En Angleterre, Valdo Calocane, migrant de 31 ans, a provoqué la mort de trois personnes et des blessures graves chez trois autres victimes dans une série d’attaques nocturnes à Nottingham. Son parcours révèle un drame profondément ancré dans l’absence d’évaluation rigoureuse des risques psychosociaux.
Libéré il y a trois ans par des professionnels de santé mentale après avoir été considéré « très dangereux », Calocane avait accumulé quatre précédentes détentions pour troubles psychiatriques.

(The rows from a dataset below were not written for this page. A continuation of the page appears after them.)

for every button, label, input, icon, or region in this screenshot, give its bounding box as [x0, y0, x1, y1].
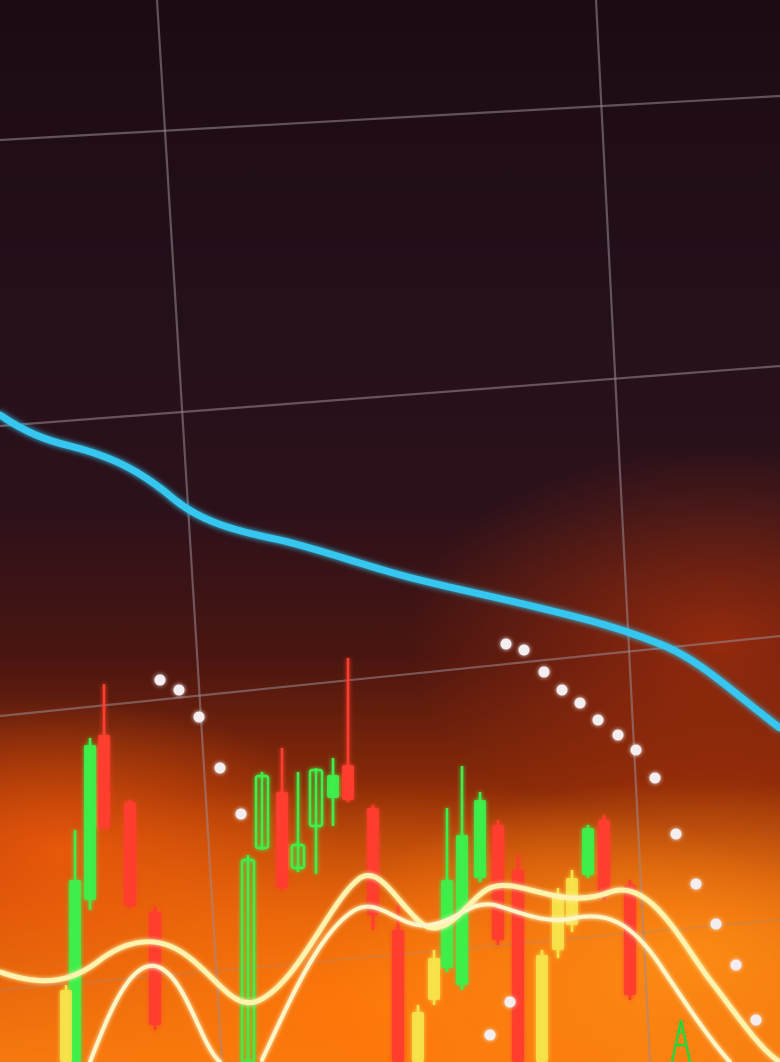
candle-body — [124, 802, 136, 906]
sar-dot — [574, 697, 586, 709]
bullish-candle — [327, 758, 339, 826]
candle-body — [428, 958, 440, 1000]
bullish-candle — [552, 888, 564, 958]
candle-body — [60, 990, 72, 1062]
candle-body — [474, 800, 486, 878]
grid-line-vertical — [155, 0, 224, 1062]
sar-dot — [556, 684, 568, 696]
grid-line-horizontal — [0, 634, 780, 718]
sar-dot — [670, 828, 682, 840]
candlestick-series — [60, 658, 636, 1062]
sar-dot — [235, 808, 247, 820]
sar-dot — [500, 638, 512, 650]
sar-dot — [612, 729, 624, 741]
sar-dot — [518, 644, 530, 656]
candle-body — [276, 792, 288, 888]
candle-body — [536, 955, 548, 1062]
bearish-candle — [367, 805, 379, 930]
sar-dot — [690, 878, 702, 890]
bullish-candle — [308, 768, 324, 874]
bullish-candle — [412, 1005, 424, 1062]
sar-dot — [710, 918, 722, 930]
sar-dot — [750, 1014, 762, 1026]
bearish-candle — [624, 880, 636, 1000]
grid-line-horizontal — [0, 94, 780, 142]
grid-line-horizontal — [0, 364, 780, 428]
bullish-candle — [240, 855, 256, 1062]
candle-body — [308, 768, 324, 828]
candle-body — [342, 765, 354, 800]
bullish-candle — [582, 825, 594, 878]
sar-dot — [154, 674, 166, 686]
bearish-candle — [124, 800, 136, 908]
grid-line-horizontal — [0, 918, 780, 992]
candle-body — [552, 895, 564, 950]
bearish-candle — [98, 684, 110, 830]
candle-body — [412, 1012, 424, 1062]
parabolic-sar-dots — [154, 638, 762, 1041]
moving-average-lines — [0, 873, 780, 1062]
bullish-candle — [254, 772, 270, 850]
bullish-candle — [84, 738, 96, 910]
sar-dot — [649, 772, 661, 784]
bullish-candle — [536, 950, 548, 1062]
moving-average-line-upper — [0, 873, 780, 1062]
sar-dot — [630, 744, 642, 756]
bullish-candle — [441, 808, 453, 972]
sar-dot — [730, 959, 742, 971]
bullish-candle — [60, 985, 72, 1062]
sar-dot — [592, 714, 604, 726]
price-trend-line — [0, 411, 780, 732]
bearish-candle — [492, 820, 504, 945]
candle-body — [327, 775, 339, 798]
bullish-candle — [474, 792, 486, 882]
candle-body — [240, 858, 256, 1062]
sar-dot — [193, 711, 205, 723]
candle-body — [582, 828, 594, 875]
green-marker-icon — [670, 1019, 692, 1062]
grid-line-vertical — [594, 0, 652, 1062]
candle-body — [598, 820, 610, 895]
candle-body — [512, 870, 524, 1062]
candle-body — [98, 735, 110, 828]
candle-body — [84, 745, 96, 900]
candle-body — [367, 808, 379, 915]
moving-average-line-lower — [88, 902, 732, 1062]
sar-dot — [214, 762, 226, 774]
bullish-candle — [428, 950, 440, 1005]
candle-body — [492, 825, 504, 940]
candle-body — [392, 930, 404, 1062]
bullish-candle — [456, 766, 468, 990]
sar-dot — [504, 996, 516, 1008]
sar-dot — [538, 666, 550, 678]
bullish-candle — [290, 772, 306, 872]
bearish-candle — [276, 748, 288, 890]
sar-dot — [484, 1029, 496, 1041]
candle-body — [290, 843, 306, 870]
bullish-candle — [566, 870, 578, 932]
candle-body — [254, 774, 270, 850]
sar-dot — [173, 684, 185, 696]
bearish-candle — [342, 658, 354, 802]
candle-body — [624, 885, 636, 995]
bearish-candle — [598, 815, 610, 900]
candle-body — [566, 878, 578, 925]
bearish-candle — [392, 905, 404, 1062]
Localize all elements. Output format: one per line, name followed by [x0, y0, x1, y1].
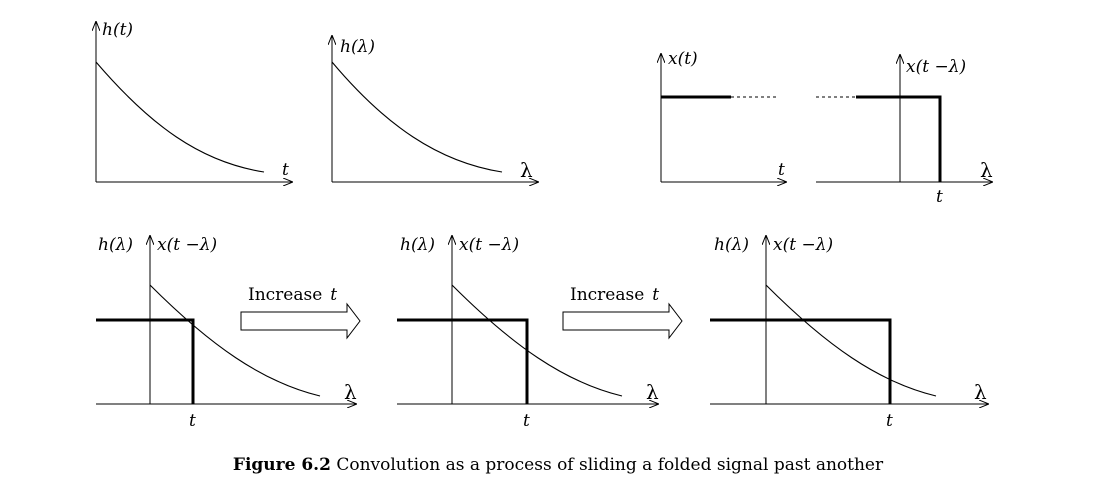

Son téléphone a révélé qu’il s’était immergé dans des documents sur les fusillades massives aux États-Unis, en Nouvelle-Zélande et au Royaume-Uni, ainsi que des analyses de sécurité liées à la prévention terroriste.
Les familles des victimes — Barnaby Webber (19 ans), Grace O’Malley-Kumar (19 ans) et Ian Coates (65 ans) — expriment un profond chagrin face à ce qui s’est passé dans l’ombre de décisions jugées trop précautionneuses. Les autorités locales ont classé l’affaire comme « non détectée », invoquant une déclaration médicale selon laquelle Calocane n’avait pas le niveau de responsabilité juridique nécessaire pour commettre des actes criminels.
Ce cas met en lumière un déficit critique dans les systèmes de santé mentale : quand des données statistiques sur la surreprésentation d’une catégorie particulière sont utilisées comme critère d’intervention, il peut s’agir d’un premier pas vers une tragédie inattendue. Les enquêtes montrent que chaque erreur dans cette sphère a des répercussions irréversibles sur des vies humaines.